Título: Cobrar responsabilidade
Autor: Oliveira, Carmen Silveira de
Fonte: O Globo, 19/07/2010, Opinião, p. 6

OEstatuto da Criança e do Adolescente completa 20 anos desde a sua adoção como o mais importante conjunto de normas legais para proteger os menores de 18 anos. Na cerimônia em que se comemorou a marca, o governo enviou ao Congresso um projeto para incluir no ECA a proteção de jovens contra punições físicas de pais e educadores. A justificativa - risível - foi tipificar castigos físicos não com o intuito de criminalizar os pais, mas de evitar tragédias como o caso Isabella Nardoni.

O governo prevê também outras alterações no estatuto, para tornar mais tíbio o já ténue viés punitivo da legislação. Parte-se do pressuposto de que, em lugar de punir jovens apanhados na criminalidade, mandando-os à reclusão (uma tendência entre os juízes, em face do clamor da opinião pública ante o crescente envolvimento de menores de idade com o crime), o correto seria atenuar as punições. Argumenta-se que as instituições não estão preparadas para cumprir suas funções correcionais.

Trata-se de curioso exemplo de conclusão correta partindo de raciocínio torto. As casas de custódia, ou similares, onde são recolhidos menores apanhados na criminalidade, funcionam, de fato, como a antítese de sua destinação. Superlotadas, com carência de pessoal qualificado e, na maioria dos casos, cumprindo o triste papel de simples depósitos de jovens com desvios de conduta, graves ou não, tais instituições funcionam como linhas de montagem do crime.

À regeneração se sobrepõe, quase sempre, o aperfeiçoamento do jovem para a marginalidade. Crianças e adolescentes que lá chegam, tendo cometido pequenas infrações, acabam entrando num mundo no qual o respeito à lei é letra morta, e de lá saem prontos para se alinhar irremediavelmente com o banditismo. É fato concreto, irrefutável, em vista de estatísticas e relatos de quem tenha passado por essas ratoeiras.

Dessa realidade, no entanto, não deve decorrer que a solução seja adotar atitudes paternalistas com jovens criminosos. Cumpre, isso sim, dotar as instituições correcionais de meios para cumprir sua destinação, qual seja, a de proteger crianças e adolescentes e reintegrá-los à sociedade. O ECA já tem um conteúdo de dispositivos paternalistas em excesso. Abrandar punições, em razão da ineficácia do sistema correcional, não só não resolve o problema da criminalidade juvenil, como o agrava.

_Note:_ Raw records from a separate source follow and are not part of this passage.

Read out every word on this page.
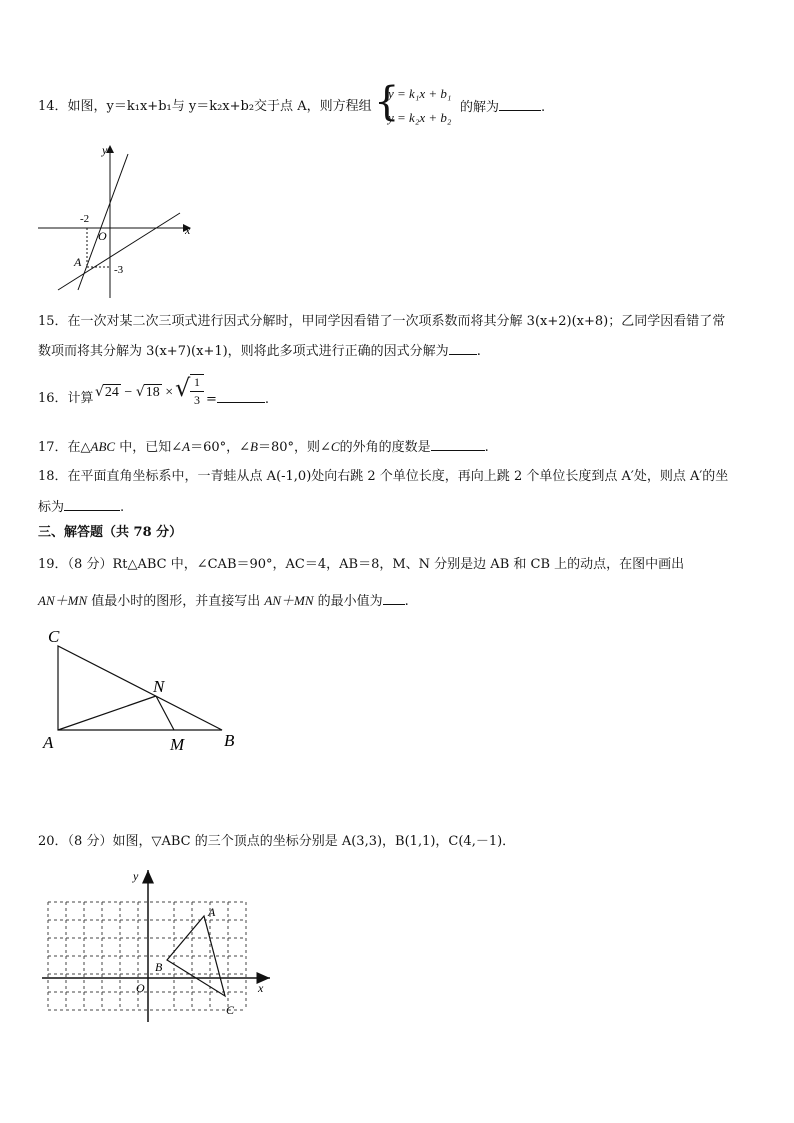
14．如图，y＝k₁x+b₁与 y＝k₂x+b₂交于点 A，则方程组 {
y = k₁x + b₁
y = k₂x + b₂
的解为	.
y
x
O
A
-2
-3
15．在一次对某二次三项式进行因式分解时，甲同学因看错了一次项系数而将其分解 3(x+2)(x+8)；乙同学因看错了常
数项而将其分解为 3(x+7)(x+1)，则将此多项式进行正确的因式分解为 .
16．计算 √24 − √18 × √ 1
3 =	.
17．在△ABC 中，已知∠A＝60°，∠B＝80°，则∠C的外角的度数是	.
18．在平面直角坐标系中，一青蛙从点 A(-1,0)处向右跳 2 个单位长度，再向上跳 2 个单位长度到点 A′处，则点 A′的坐
标为	.
三、解答题（共 78 分）
19．（8 分）Rt△ABC 中，∠CAB＝90°，AC＝4，AB＝8，M、N 分别是边 AB 和 CB 上的动点，在图中画出
AN＋MN 值最小时的图形，并直接写出 AN＋MN 的最小值为 .
C
N
A	M B
20．（8 分）如图，▽ABC 的三个顶点的坐标分别是 A(3,3)，B(1,1)，C(4,－1)．
y
x
O
A
B
C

Tem-se, portanto, um estatuto eficaz na preservação dos direitos do menor - o que é correto. Mas preocupantemente indulgente quando se trata de cobrar responsabilidades. E neste aspecto é imperioso que se revejam dispositivos que tornam o ECA leniente com a questão das obrigações dos jovens. Caso, por exemplo, da teimosa manutenção do limite da inimputabilidade em 18 anos - a favor da qual levanta-se a questão da baixa idade do criminoso, embora, em contrapartida, se deixe de lembrar que o jovem aos 16 anos está apto a votar e exercer outros direitos que lhe exigem suficiente maturidade.

Em 20 anos, o ECA incorporou à realidade da criança e do adolescente uma série de direitos, o que é inegociável, em face da obrigação de o Estado proteger os jovens. Mas duas décadas, durante as quais o mundo passou por profundas transformações, antecipando o processo de amadurecimento das pessoas, também deveriam ser uma oportunidade para adequar a legislação às novas imposições sociais.